A French pioneer in the study of Paleolithic art, André Leroi-Gourhan, himself a reputed ethnographer, observed that we have learned what we know about shamanistic practices from the lips of contemporary informants, but there is no longer anyone alive who can provide us with firsthand testimony about Paleolithic art. If there is one thing sure, it is that in that art “the same image has embodied spiritual entities from radically different mythological contexts. That is why prehistorians cannot follow the trail of shamanism without changing their methods and at least provisionally giving up their desire to understand everything they study” (“Le Préhistorien et le chamane,” in L’Ethnographie 74–75: 19–25; my translation). My own perspective departs from Lewis-Williams’s and is much more like that of Leroi-Gourhan: I believe that there are serious problems in applying Lewis-Williams’s theory, and that there are probably as many other valid explanations for the production of the wall art as there are decorated sites.
In the first of these five chapters I have tried to show how one might approach the study of Paleolithic art and to indicate once and for all that certain assumptions—such as that there are no natural models for angular geometric forms in the natural world (either external or internal to the artists) or that prehistoric art is essentially a “proto-language”—are blind alleys that lead the investigator nowhere.
It seems to me that the next chapter, “The Many Faces of Altamira,” addresses an issue of considerable importance, and one that is usually ignored by most other students of Paleolithic art. In it, I show how preconceptions from modern life have influenced ideas about prehistoric art and past lifeways, and how important prehistoric localities have in turn influenced our modern world.

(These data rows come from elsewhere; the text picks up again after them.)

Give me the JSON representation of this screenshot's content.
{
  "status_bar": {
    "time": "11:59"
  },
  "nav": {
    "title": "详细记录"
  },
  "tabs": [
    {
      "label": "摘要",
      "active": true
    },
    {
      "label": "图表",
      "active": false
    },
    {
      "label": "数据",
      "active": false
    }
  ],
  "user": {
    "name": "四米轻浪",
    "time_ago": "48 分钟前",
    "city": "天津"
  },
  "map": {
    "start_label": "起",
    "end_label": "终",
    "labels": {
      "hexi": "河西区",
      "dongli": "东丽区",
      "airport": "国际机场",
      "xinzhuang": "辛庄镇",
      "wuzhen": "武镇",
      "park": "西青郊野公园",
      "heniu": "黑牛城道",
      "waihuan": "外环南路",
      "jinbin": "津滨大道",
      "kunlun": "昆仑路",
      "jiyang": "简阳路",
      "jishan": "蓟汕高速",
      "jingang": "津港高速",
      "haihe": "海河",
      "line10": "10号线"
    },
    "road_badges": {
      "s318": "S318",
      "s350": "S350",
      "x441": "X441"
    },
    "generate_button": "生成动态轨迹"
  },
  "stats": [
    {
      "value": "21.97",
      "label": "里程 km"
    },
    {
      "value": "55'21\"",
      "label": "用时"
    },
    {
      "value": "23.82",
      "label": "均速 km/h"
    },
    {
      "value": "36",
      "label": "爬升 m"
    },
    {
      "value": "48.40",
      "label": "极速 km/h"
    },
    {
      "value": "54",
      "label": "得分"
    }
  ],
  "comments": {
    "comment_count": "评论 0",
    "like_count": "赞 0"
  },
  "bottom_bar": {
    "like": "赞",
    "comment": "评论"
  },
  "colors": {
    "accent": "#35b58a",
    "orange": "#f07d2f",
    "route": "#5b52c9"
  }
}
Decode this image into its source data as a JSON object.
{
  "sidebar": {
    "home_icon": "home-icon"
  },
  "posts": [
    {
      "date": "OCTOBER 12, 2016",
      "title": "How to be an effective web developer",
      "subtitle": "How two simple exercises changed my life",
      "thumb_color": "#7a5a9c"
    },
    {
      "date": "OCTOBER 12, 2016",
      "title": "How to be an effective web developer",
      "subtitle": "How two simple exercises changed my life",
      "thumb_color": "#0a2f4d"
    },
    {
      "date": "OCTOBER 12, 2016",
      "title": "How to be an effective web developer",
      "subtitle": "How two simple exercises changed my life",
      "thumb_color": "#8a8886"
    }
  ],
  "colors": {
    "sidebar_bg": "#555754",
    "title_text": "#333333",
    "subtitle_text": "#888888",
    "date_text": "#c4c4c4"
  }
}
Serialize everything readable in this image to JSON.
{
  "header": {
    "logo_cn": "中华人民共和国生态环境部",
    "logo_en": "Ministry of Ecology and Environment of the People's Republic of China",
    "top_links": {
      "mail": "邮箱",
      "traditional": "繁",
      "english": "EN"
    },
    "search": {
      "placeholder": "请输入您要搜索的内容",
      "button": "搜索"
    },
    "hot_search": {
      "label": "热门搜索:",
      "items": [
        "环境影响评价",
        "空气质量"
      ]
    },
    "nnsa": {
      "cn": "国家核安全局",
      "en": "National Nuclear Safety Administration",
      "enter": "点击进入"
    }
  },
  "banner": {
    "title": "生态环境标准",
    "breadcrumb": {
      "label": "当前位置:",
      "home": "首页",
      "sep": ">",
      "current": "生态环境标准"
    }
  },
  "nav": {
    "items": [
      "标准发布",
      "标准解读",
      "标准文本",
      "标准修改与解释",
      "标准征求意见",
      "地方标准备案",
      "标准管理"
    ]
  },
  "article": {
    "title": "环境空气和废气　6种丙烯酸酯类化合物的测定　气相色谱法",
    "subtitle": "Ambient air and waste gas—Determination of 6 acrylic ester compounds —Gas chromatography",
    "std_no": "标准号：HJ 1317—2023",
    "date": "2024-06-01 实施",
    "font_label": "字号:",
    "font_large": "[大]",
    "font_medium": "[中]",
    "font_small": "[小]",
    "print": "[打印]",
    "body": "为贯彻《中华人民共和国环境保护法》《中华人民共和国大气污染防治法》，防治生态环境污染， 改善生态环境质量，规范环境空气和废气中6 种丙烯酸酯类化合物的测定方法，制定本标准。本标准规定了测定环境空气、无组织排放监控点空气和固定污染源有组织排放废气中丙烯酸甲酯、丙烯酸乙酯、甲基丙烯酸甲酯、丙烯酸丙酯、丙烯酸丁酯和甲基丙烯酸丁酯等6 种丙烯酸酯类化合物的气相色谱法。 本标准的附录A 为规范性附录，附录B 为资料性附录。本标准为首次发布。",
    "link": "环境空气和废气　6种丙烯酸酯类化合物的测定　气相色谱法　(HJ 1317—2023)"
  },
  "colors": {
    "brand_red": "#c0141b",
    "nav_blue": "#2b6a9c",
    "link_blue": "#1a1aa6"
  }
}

Techniques used by prehistoric artists to enhance particular figures are the topic of the next chapter, “Techniques of Figure Enhancement in Paleolithic Cave Art.” This is once more a subject that has been ignored by most scholars. The section concludes with two chapters on just what is meant by the term “sanctuary” when it is applied to prehistoric art, and speculation about how one such sanctuary, that at Altamira, might have been used. Although many previous authorities have treated Paleolithic caves as “sanctuaries,” none has defined in understandable terms what is meant by that concept. My reasoning that Altamira was indeed a sort of sanctuary is by no means original, but I believe that I have gone further than previous authors in the empirical definition of the term and believe that I have offered a definition that is as reasonable and verifiable as it is replicable. Furthermore, I dissociate myself from those who think that all decorated Paleolithic caves were sanctuaries. The last of these chapters is admittedly more speculative. It discusses the way in which Altamira might have served as a place of initiation. In this case, however, my speculation is based on controlled conjecture, not on the free play of imagination, a constant plague in the study of prehistoric art and one reason I avoided entering the field for so long.